2年半前,2009年3月に京大経済学部に合格した人に「在学中の四年のうちに,ドルが紙切れになるという歴史的な事実を目撃することができるだろう.」と言った.これは当時の『数学対話』「反転と円環問題」増訂 の中の言葉である.
歴史には法則的に進むことと,偶然が作用することがある.ドルの崩壊,帝国アメリカの落日,これは法則である.しかしそれがいつどのような形で現実化するかは,情勢と条件の具合による.2年半前,4年あればそのときは来るだろうと考えていたが,事実そのようになりそうである.リーマンショックの後ひたすらドルを刷り続けた.必然的に価値は下がる.それをアメリカの政治力・軍事力で支えてきた.それももう限界だ.
もはやこれまでのような国際的な金融資本のもとでの物質的繁栄はありえない時代となった.人間は新たな価値,生きる意味を見出さなければならないが,今まだそれない.

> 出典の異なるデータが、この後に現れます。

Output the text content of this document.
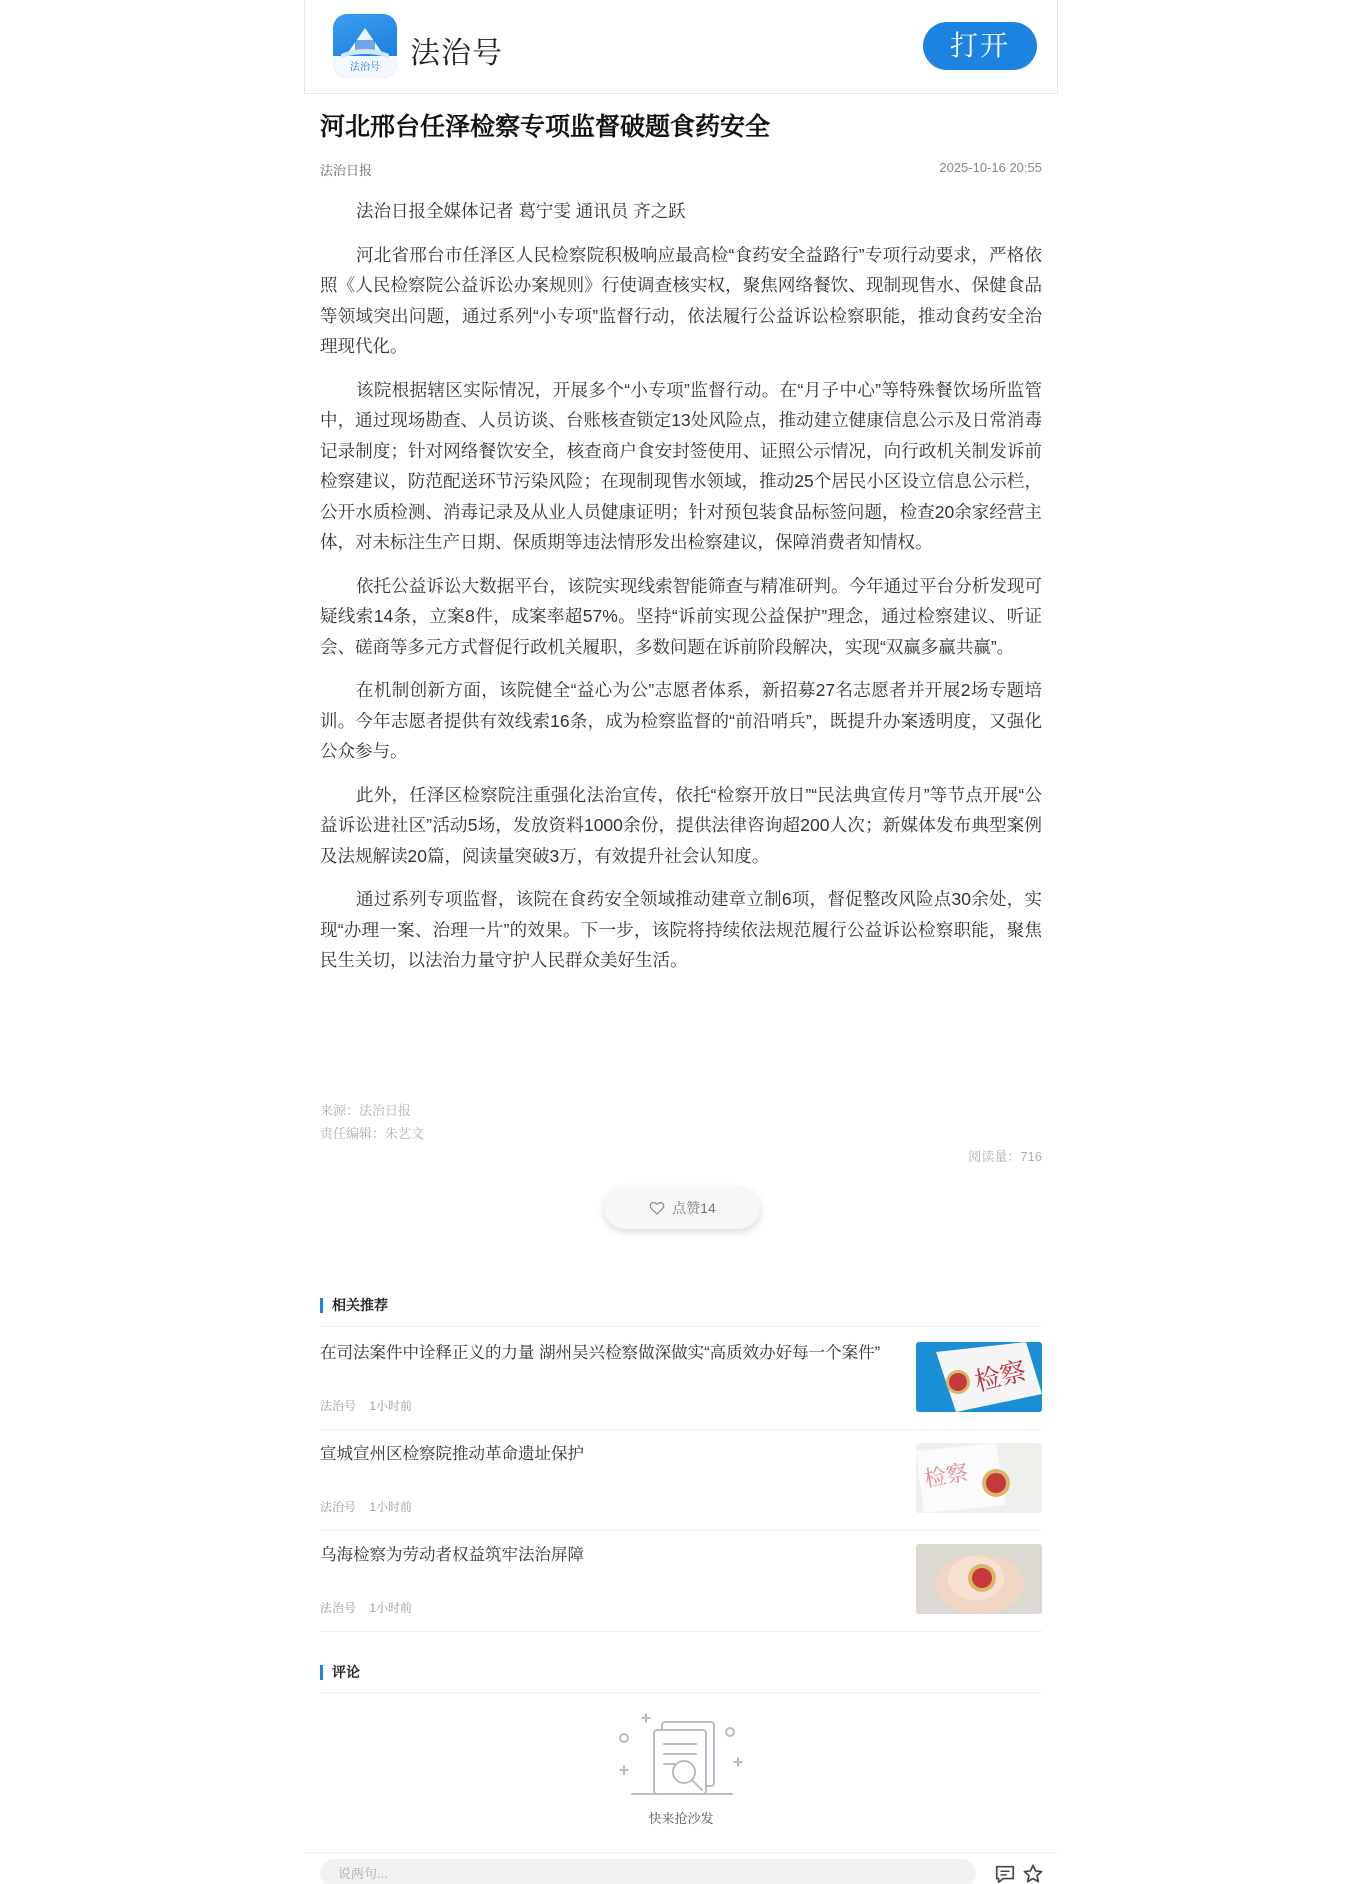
法治号	法治号	打开
河北邢台任泽检察专项监督破题食药安全
法治日报	2025-10-16 20:55

法治日报全媒体记者 葛宁雯 通讯员 齐之跃

河北省邢台市任泽区人民检察院积极响应最高检“食药安全益路行”专项行动要求，严格依照《人民检察院公益诉讼办案规则》行使调查核实权，聚焦网络餐饮、现制现售水、保健食品等领域突出问题，通过系列“小专项”监督行动，依法履行公益诉讼检察职能，推动食药安全治理现代化。

该院根据辖区实际情况，开展多个“小专项”监督行动。在“月子中心”等特殊餐饮场所监管中，通过现场勘查、人员访谈、台账核查锁定13处风险点，推动建立健康信息公示及日常消毒记录制度；针对网络餐饮安全，核查商户食安封签使用、证照公示情况，向行政机关制发诉前检察建议，防范配送环节污染风险；在现制现售水领域，推动25个居民小区设立信息公示栏，公开水质检测、消毒记录及从业人员健康证明；针对预包装食品标签问题，检查20余家经营主体，对未标注生产日期、保质期等违法情形发出检察建议，保障消费者知情权。

依托公益诉讼大数据平台，该院实现线索智能筛查与精准研判。今年通过平台分析发现可疑线索14条，立案8件，成案率超57%。坚持“诉前实现公益保护”理念，通过检察建议、听证会、磋商等多元方式督促行政机关履职，多数问题在诉前阶段解决，实现“双赢多赢共赢”。

在机制创新方面，该院健全“益心为公”志愿者体系，新招募27名志愿者并开展2场专题培训。今年志愿者提供有效线索16条，成为检察监督的“前沿哨兵”，既提升办案透明度，又强化公众参与。

此外，任泽区检察院注重强化法治宣传，依托“检察开放日”“民法典宣传月”等节点开展“公益诉讼进社区”活动5场，发放资料1000余份，提供法律咨询超200人次；新媒体发布典型案例及法规解读20篇，阅读量突破3万，有效提升社会认知度。

通过系列专项监督，该院在食药安全领域推动建章立制6项，督促整改风险点30余处，实现“办理一案、治理一片”的效果。下一步，该院将持续依法规范履行公益诉讼检察职能，聚焦民生关切，以法治力量守护人民群众美好生活。

来源：法治日报
责任编辑：朱艺文
阅读量：716
点赞14
相关推荐
在司法案件中诠释正义的力量 湖州吴兴检察做深做实“高质效办好每一个案件”
法治号 1小时前
检察
宣城宣州区检察院推动革命遗址保护
法治号 1小时前
检察
乌海检察为劳动者权益筑牢法治屏障
法治号 1小时前
评论
快来抢沙发
说两句...
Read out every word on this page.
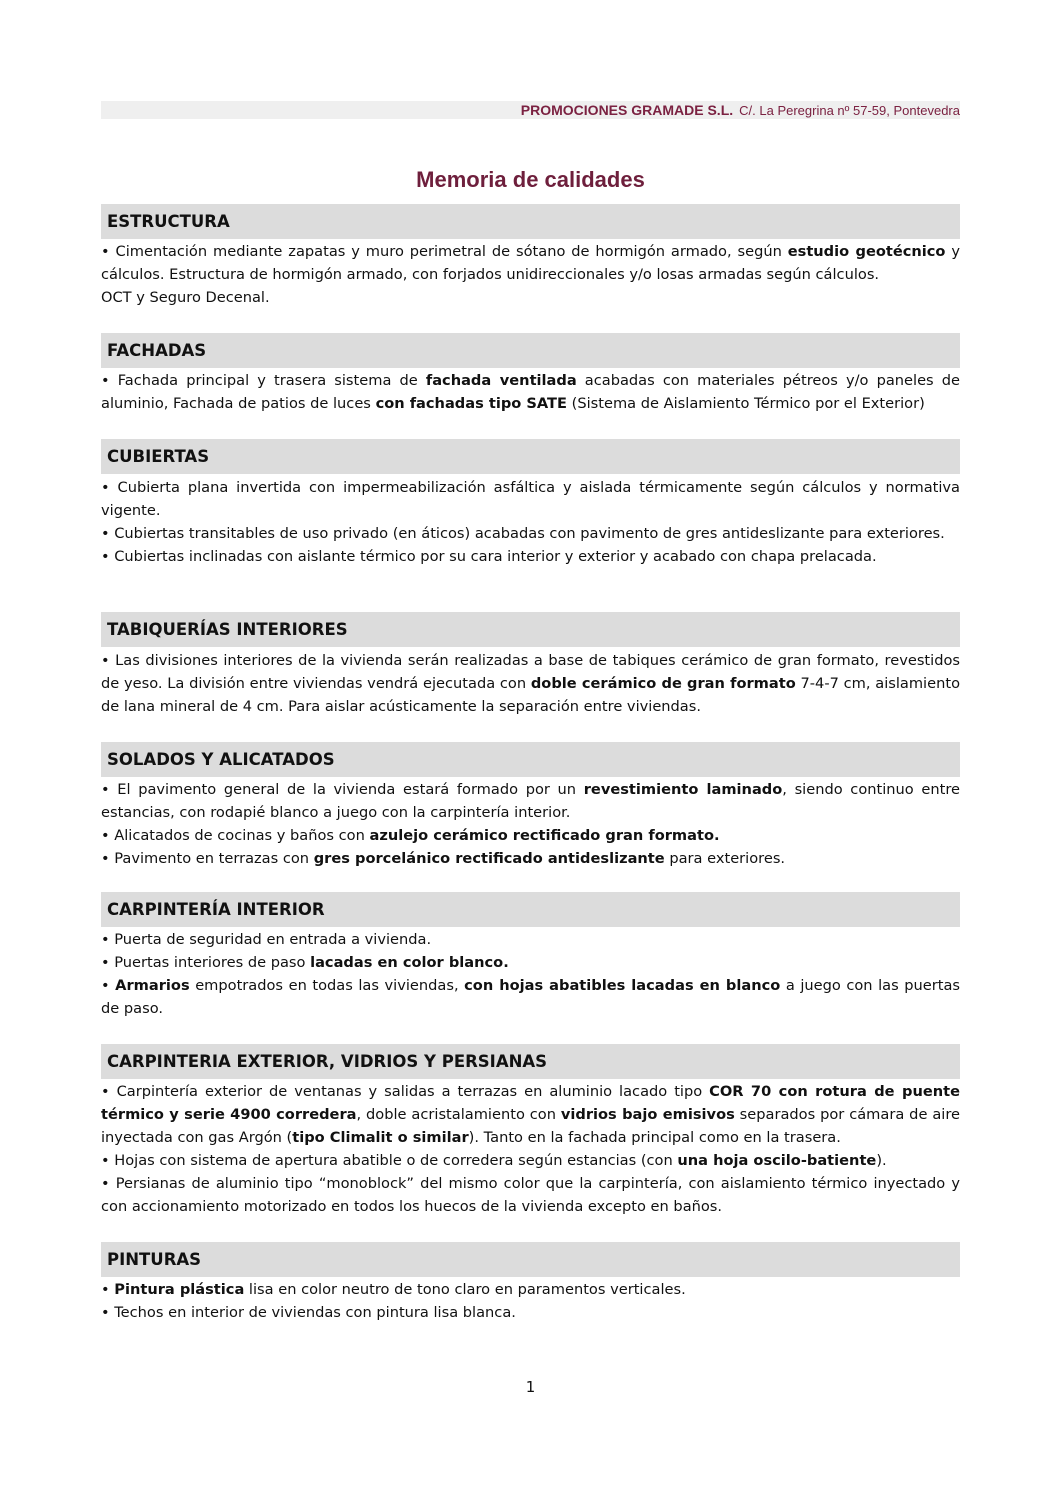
PROMOCIONES GRAMADE S.L. C/. La Peregrina nº 57-59, Pontevedra
Memoria de calidades
ESTRUCTURA

• Cimentación mediante zapatas y muro perimetral de sótano de hormigón armado, según estudio geotécnico y cálculos. Estructura de hormigón armado, con forjados unidireccionales y/o losas armadas según cálculos.

OCT y Seguro Decenal.

FACHADAS

• Fachada principal y trasera sistema de fachada ventilada acabadas con materiales pétreos y/o paneles de aluminio, Fachada de patios de luces con fachadas tipo SATE (Sistema de Aislamiento Térmico por el Exterior)

CUBIERTAS

• Cubierta plana invertida con impermeabilización asfáltica y aislada térmicamente según cálculos y normativa vigente.

• Cubiertas transitables de uso privado (en áticos) acabadas con pavimento de gres antideslizante para exteriores.

• Cubiertas inclinadas con aislante térmico por su cara interior y exterior y acabado con chapa prelacada.

TABIQUERÍAS INTERIORES

• Las divisiones interiores de la vivienda serán realizadas a base de tabiques cerámico de gran formato, revestidos de yeso. La división entre viviendas vendrá ejecutada con doble cerámico de gran formato 7-4-7 cm, aislamiento de lana mineral de 4 cm. Para aislar acústicamente la separación entre viviendas.

SOLADOS Y ALICATADOS

• El pavimento general de la vivienda estará formado por un revestimiento laminado, siendo continuo entre estancias, con rodapié blanco a juego con la carpintería interior.

• Alicatados de cocinas y baños con azulejo cerámico rectificado gran formato.

• Pavimento en terrazas con gres porcelánico rectificado antideslizante para exteriores.

CARPINTERÍA INTERIOR

• Puerta de seguridad en entrada a vivienda.

• Puertas interiores de paso lacadas en color blanco.

• Armarios empotrados en todas las viviendas, con hojas abatibles lacadas en blanco a juego con las puertas de paso.

CARPINTERIA EXTERIOR, VIDRIOS Y PERSIANAS

• Carpintería exterior de ventanas y salidas a terrazas en aluminio lacado tipo COR 70 con rotura de puente térmico y serie 4900 corredera, doble acristalamiento con vidrios bajo emisivos separados por cámara de aire inyectada con gas Argón (tipo Climalit o similar). Tanto en la fachada principal como en la trasera.

• Hojas con sistema de apertura abatible o de corredera según estancias (con una hoja oscilo-batiente).

• Persianas de aluminio tipo “monoblock” del mismo color que la carpintería, con aislamiento térmico inyectado y con accionamiento motorizado en todos los huecos de la vivienda excepto en baños.

PINTURAS

• Pintura plástica lisa en color neutro de tono claro en paramentos verticales.

• Techos en interior de viviendas con pintura lisa blanca.

1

こういうときに新たな現代的なファシズムが浸透する.昨日守口市長選挙で,橋下大阪府知事の維新政党派の人間が市長になった.現状を打破してほしいという願望が維新派への投票となった.しかし橋下の政治路線は基本的には現代版ファシズムであり,関西の大企業の意を受けて,大阪都をつくり,守口などの周辺都市も区に再編して地方自治を奪い大阪都に集約してしまおうというものだ.
人間は2回失敗しないと気づかない.かつて小泉首相の時に彼の現状打破に期待して多くの若者が彼を支持した.しかし実際はアメリカの意を受けた売国政策でしかなく,今そのツケが一気に噴き出している.橋下維新も同じことになるだろう.そこでようやく2回目の失敗を通して人々は気づくだろう.それは致し方のないことだ.
10年すれば橋下氏はヒトラーがドイツ金融資本の後押しを受けていたのと同じ構図で全国政治に出るだろう.そのとき,大阪の人間は「あいつの言うことを聞いたらロクなことはなかった」とわかっているが,全国的には彼にだまされるということになるだろう.それも通らなければならない道かも知れない.
ムカデにかまれた腫れはようやくひいた.いろいろ心配してくれた人にお礼申し上げます.暑い夏が続きます.今日京都へいって,ああこれが京都の夏だと思った.盆地の夏である.しかし懐かしい暑さだ.夏はこうでなければならない.皆さん,ご自愛ください.